Norman then hit back with a piece on The Punch contrasting ‘the more centrist pragmatic approach taken by leader Bob Brown and many other Green MPs’ with ‘the more traditional left and dogmatic stand taken by some NSW Greens headed by Lee Rhiannon’. He went on:
‘This is the same problem that faced the German Greens in the 1990s when they eventually split into two factions the fundamentalists and the realists (or pragmatists). Rhiannon fits into the first group and Brown personifies the second… The problem stems from those bound to old-left class warfare ideology versus those who wish to move the party into a more nationalised, centre-left position. Bob Brown summed it up when he said: “The Democrats wanted to keep the bastards honest, we want to replace them.” Democracy is about compromise and working with others, totalitarianism is the politics of prosecuting dogmatic ideologies.’
Greens sources say Brown and his supporters have tried to take constitutional power from the influential state divisions to reinforce the relatively weak federal party in a bid to guarantee it will still follow his footsteps once he is gone. The large and left-leaning NSW Greens division is seen as an obstacle to his plan to make the party a major force in politics.
Brown denied the party was divided in the wake of the Norman article. ‘We’re a broad church,’ he told me. But he repeated his biographer’s warning, saying ‘There will be people who are uncomfortable with the getting of power. That’s always a problem for people.’
His message suddenly toughened. ‘In Germany the fundamentalist Greens said they were the anti-party, or the anti-politics party. They got voted out very quickly.’
In another shot at the NSW party he expressed no regrets over the Wood donation. ‘I wish we had two or three of them and I’ll be looking for more at the next election,’ Brown said. ‘People in ethical business want to donate to the Greens,’ he continued. ‘Should that right be taken away from them?’
Since then, of course, Duntroon graduate, Masters of Economics holder, Merrill Lynch and Deutsche Bank alumni-turned winemaker in Tasmania’s bucolic Tamar Valley, Peter Whish-Wilson has been chosen to replace Brown in the Senate. An old colleague from Merrills with finely tuned political instincts calls it ‘a stroke of genius by Brown.’
‘Peter is a nice, sensible guy,’ the banker says. ‘He could walk into a small town pub or a boardroom and strike up a conversation with anyone and they’d agree.’
Whish-Wilson’s former workmate adds ‘Peter is leadership material.’ And Bob Brown aligned Greens agree. Whish-Wilson has already given the ideologues of NSW a gentle roughing up. ‘I don’t think anyone has a right to say that their brand of being Greenies is better than anyone else’s,’ he told the ABC recently.

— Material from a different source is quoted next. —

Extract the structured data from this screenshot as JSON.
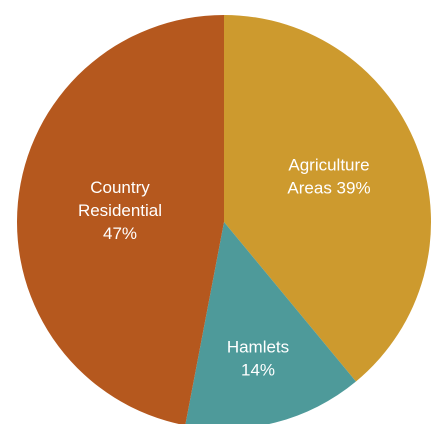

Browns’ successor as leader and fellow Tasmanian, Christine Milne, is 60-not much younger than him. If they can see off Rhiannon’s watermelons, the Tasmanians have a new contender for the leadership, moderate sounding-and no doubt close to many of those cashed up ‘people in ethical business’ Brown mentioned. Brown may be gone, but the Greens could well be around bedevilling us in ways no one expected.